Low, whose appointment on Nov 1 sparked controversy following protests from politicians and other groups who argued a Malay should have been given the post, was one of just 20 people awarded Datukships on the occasion of the Sultan's birthday today.
By awarding her the Datukship, the controversy is likely to be put to rest as few groups would like to be seen to be challenging the appointment of someone who has just been awarded a state title.
Low, a 35-year veteran in PKNS, was awarded the Datuk Sultan Sharafuddin Idris Shah (DSIS) (Second Class) award.
She had been appointed to the post of acting general manager on a one-year contract by Selangor Menteri Besar Tan Sri Khalid Ibrahim, who said a suitable Bumiputera replacement would be selected eventually to be her understudy.
It is understood that Low's appointment is part of efforts by the Pakatan Rakyat state government to revamp operations at the state agency, which is facing huge losses.
But Low's appointment as acting PKNS general manager drew objections from various quarters, including six PKNS unions, which claimed that it did not fulfil the aspirations of the establishment of PKNS which was to upgrade the socio-economic status of Bumiputeras.
Khalid remained adamant that Low would be the PKNS acting general manager until November 2009.
He argued the appointment of one non-Malay would not erode the rights of the Malays.
The controversy came as the volume of debate grew over race relations issues.
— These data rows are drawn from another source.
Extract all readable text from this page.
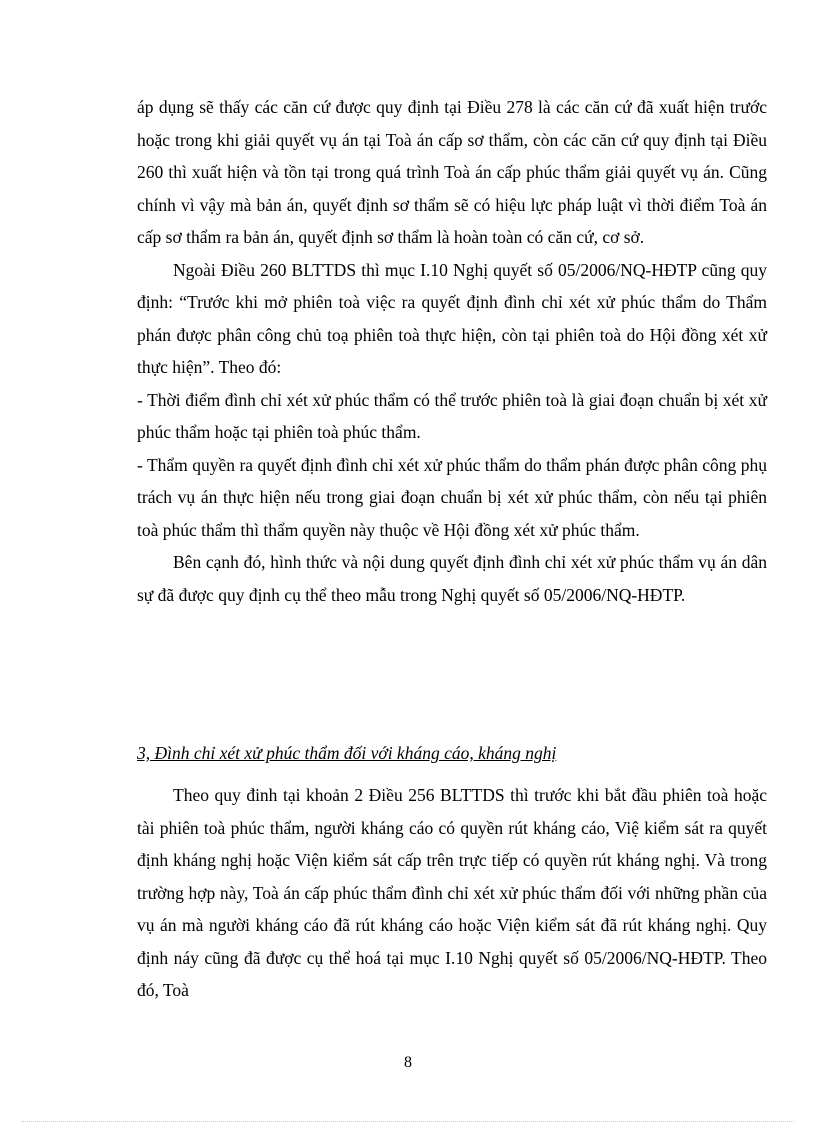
áp dụng sẽ thấy các căn cứ được quy định tại Điều 278 là các căn cứ đã xuất hiện trước hoặc trong khi giải quyết vụ án tại Toà án cấp sơ thẩm, còn các căn cứ quy định tại Điều 260 thì xuất hiện và tồn tại trong quá trình Toà án cấp phúc thẩm giải quyết vụ án. Cũng chính vì vậy mà bản án, quyết định sơ thẩm sẽ có hiệu lực pháp luật vì thời điểm Toà án cấp sơ thẩm ra bản án, quyết định sơ thẩm là hoàn toàn có căn cứ, cơ sở.

Ngoài Điều 260 BLTTDS thì mục I.10 Nghị quyết số 05/2006/NQ-HĐTP cũng quy định: “Trước khi mở phiên toà việc ra quyết định đình chỉ xét xử phúc thẩm do Thẩm phán được phân công chủ toạ phiên toà thực hiện, còn tại phiên toà do Hội đồng xét xử thực hiện”. Theo đó:

- Thời điểm đình chỉ xét xử phúc thẩm có thể trước phiên toà là giai đoạn chuẩn bị xét xử phúc thẩm hoặc tại phiên toà phúc thẩm.

- Thẩm quyền ra quyết định đình chỉ xét xử phúc thẩm do thẩm phán được phân công phụ trách vụ án thực hiện nếu trong giai đoạn chuẩn bị xét xử phúc thẩm, còn nếu tại phiên toà phúc thẩm thì thẩm quyền này thuộc về Hội đồng xét xử phúc thẩm.

Bên cạnh đó, hình thức và nội dung quyết định đình chỉ xét xử phúc thẩm vụ án dân sự đã được quy định cụ thể theo mẫu trong Nghị quyết số 05/2006/NQ-HĐTP.

3, Đình chỉ xét xử phúc thẩm đối với kháng cáo, kháng nghị

Theo quy đinh tại khoản 2 Điều 256 BLTTDS thì trước khi bắt đầu phiên toà hoặc tài phiên toà phúc thẩm, người kháng cáo có quyền rút kháng cáo, Việ kiểm sát ra quyết định kháng nghị hoặc Viện kiểm sát cấp trên trực tiếp có quyền rút kháng nghị. Và trong trường hợp này, Toà án cấp phúc thẩm đình chỉ xét xử phúc thẩm đối với những phần của vụ án mà người kháng cáo đã rút kháng cáo hoặc Viện kiểm sát đã rút kháng nghị. Quy định náy cũng đã được cụ thể hoá tại mục I.10 Nghị quyết số 05/2006/NQ-HĐTP. Theo đó, Toà

8
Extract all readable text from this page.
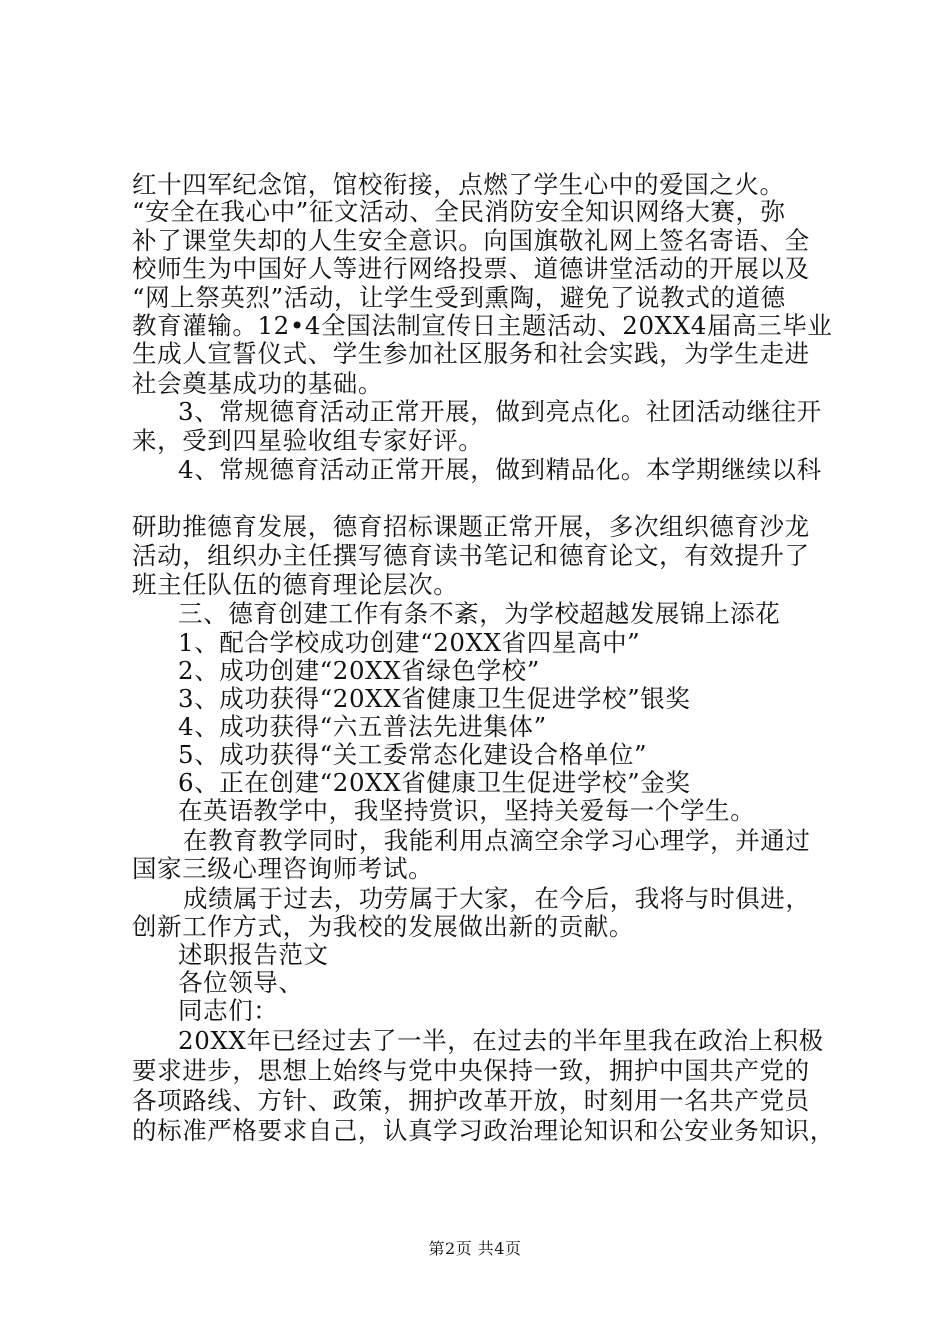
红十四军纪念馆，馆校衔接，点燃了学生心中的爱国之火。
“安全在我心中”征文活动、全民消防安全知识网络大赛，弥
补了课堂失却的人生安全意识。向国旗敬礼网上签名寄语、全
校师生为中国好人等进行网络投票、道德讲堂活动的开展以及
“网上祭英烈”活动，让学生受到熏陶，避免了说教式的道德
教育灌输。12•4全国法制宣传日主题活动、20XX4届高三毕业
生成人宣誓仪式、学生参加社区服务和社会实践，为学生走进
社会奠基成功的基础。
3、常规德育活动正常开展，做到亮点化。社团活动继往开
来，受到四星验收组专家好评。
4、常规德育活动正常开展，做到精品化。本学期继续以科
研助推德育发展，德育招标课题正常开展，多次组织德育沙龙
活动，组织办主任撰写德育读书笔记和德育论文，有效提升了
班主任队伍的德育理论层次。
三、德育创建工作有条不紊，为学校超越发展锦上添花
1、配合学校成功创建“20XX省四星高中”
2、成功创建“20XX省绿色学校”
3、成功获得“20XX省健康卫生促进学校”银奖
4、成功获得“六五普法先进集体”
5、成功获得“关工委常态化建设合格单位”
6、正在创建“20XX省健康卫生促进学校”金奖
在英语教学中，我坚持赏识，坚持关爱每一个学生。
在教育教学同时，我能利用点滴空余学习心理学，并通过
国家三级心理咨询师考试。
成绩属于过去，功劳属于大家，在今后，我将与时俱进，
创新工作方式，为我校的发展做出新的贡献。
述职报告范文
各位领导、
同志们：
20XX年已经过去了一半，在过去的半年里我在政治上积极
要求进步，思想上始终与党中央保持一致，拥护中国共产党的
各项路线、方针、政策，拥护改革开放，时刻用一名共产党员
的标准严格要求自己，认真学习政治理论知识和公安业务知识，
第2页 共4页
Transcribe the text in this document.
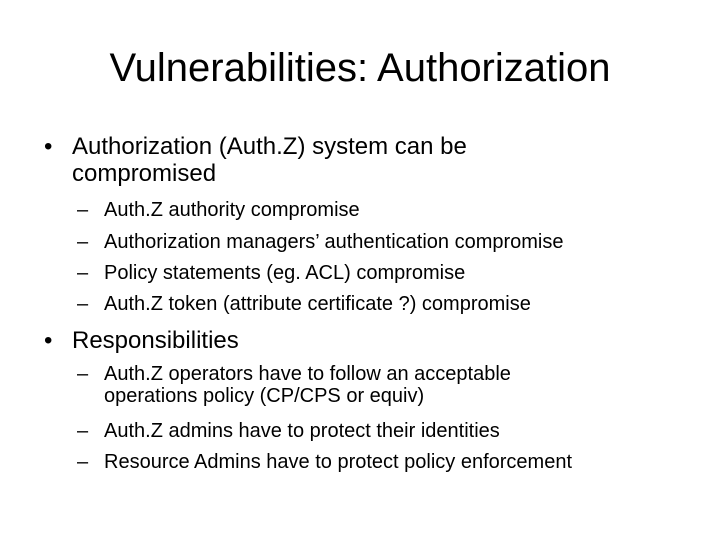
Vulnerabilities: Authorization
• Authorization (Auth.Z) system can be compromised
– Auth.Z authority compromise
– Authorization managers’ authentication compromise
– Policy statements (eg. ACL) compromise
– Auth.Z token (attribute certificate ?) compromise
• Responsibilities
– Auth.Z operators have to follow an acceptable operations policy (CP/CPS or equiv)
– Auth.Z admins have to protect their identities
– Resource Admins have to protect policy enforcement
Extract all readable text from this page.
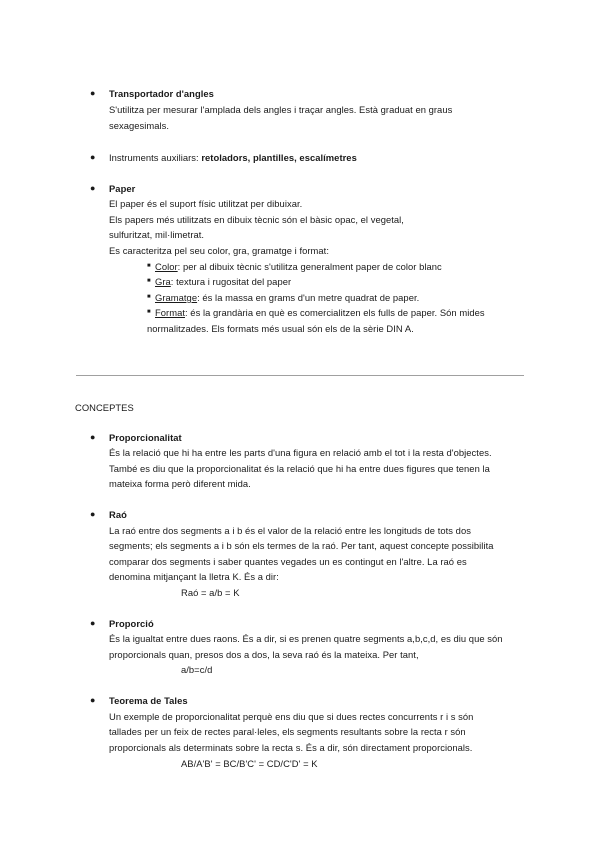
● Transportador d'angles
S'utilitza per mesurar l'amplada dels angles i traçar angles. Està graduat en graus
sexagesimals.
● Instruments auxiliars: retoladors, plantilles, escalímetres
● Paper
El paper és el suport físic utilitzat per dibuixar.
Els papers més utilitzats en dibuix tècnic són el bàsic opac, el vegetal,
sulfuritzat, mil·limetrat.
Es caracteritza pel seu color, gra, gramatge i format:
■ Color: per al dibuix tècnic s'utilitza generalment paper de color blanc
■ Gra: textura i rugositat del paper
■ Gramatge: és la massa en grams d'un metre quadrat de paper.
■ Format: és la grandària en què es comercialitzen els fulls de paper. Són mides
normalitzades. Els formats més usual són els de la sèrie DIN A.
CONCEPTES
● Proporcionalitat
És la relació que hi ha entre les parts d'una figura en relació amb el tot i la resta d'objectes.
També es diu que la proporcionalitat és la relació que hi ha entre dues figures que tenen la
mateixa forma però diferent mida.
● Raó
La raó entre dos segments a i b és el valor de la relació entre les longituds de tots dos
segments; els segments a i b són els termes de la raó. Per tant, aquest concepte possibilita
comparar dos segments i saber quantes vegades un es contingut en l'altre. La raó es
denomina mitjançant la lletra K. És a dir:
Raó = a/b = K
● Proporció
És la igualtat entre dues raons. És a dir, si es prenen quatre segments a,b,c,d, es diu que són
proporcionals quan, presos dos a dos, la seva raó és la mateixa. Per tant,
a/b=c/d
● Teorema de Tales
Un exemple de proporcionalitat perquè ens diu que si dues rectes concurrents r i s són
tallades per un feix de rectes paral·leles, els segments resultants sobre la recta r són
proporcionals als determinats sobre la recta s. És a dir, són directament proporcionals.
AB/A'B' = BC/B'C' = CD/C'D' = K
It also came amid the backdrop of unhappiness among some Malay nationalist groups who felt non-Malay communities were beginning to challenge and question Malay rights.
But the Selangor Sultan and some of the other Malay Rulers have made concerted efforts recently to step in and diffuse any racial rows.
In recent interviews, the Sultan has assured both the Malays and non-Malays that their rights were protected.
He has also refused to take the bait of appearing to supporting any group or political party. The Sultan has expressed unhappiness with politicians for exploiting race.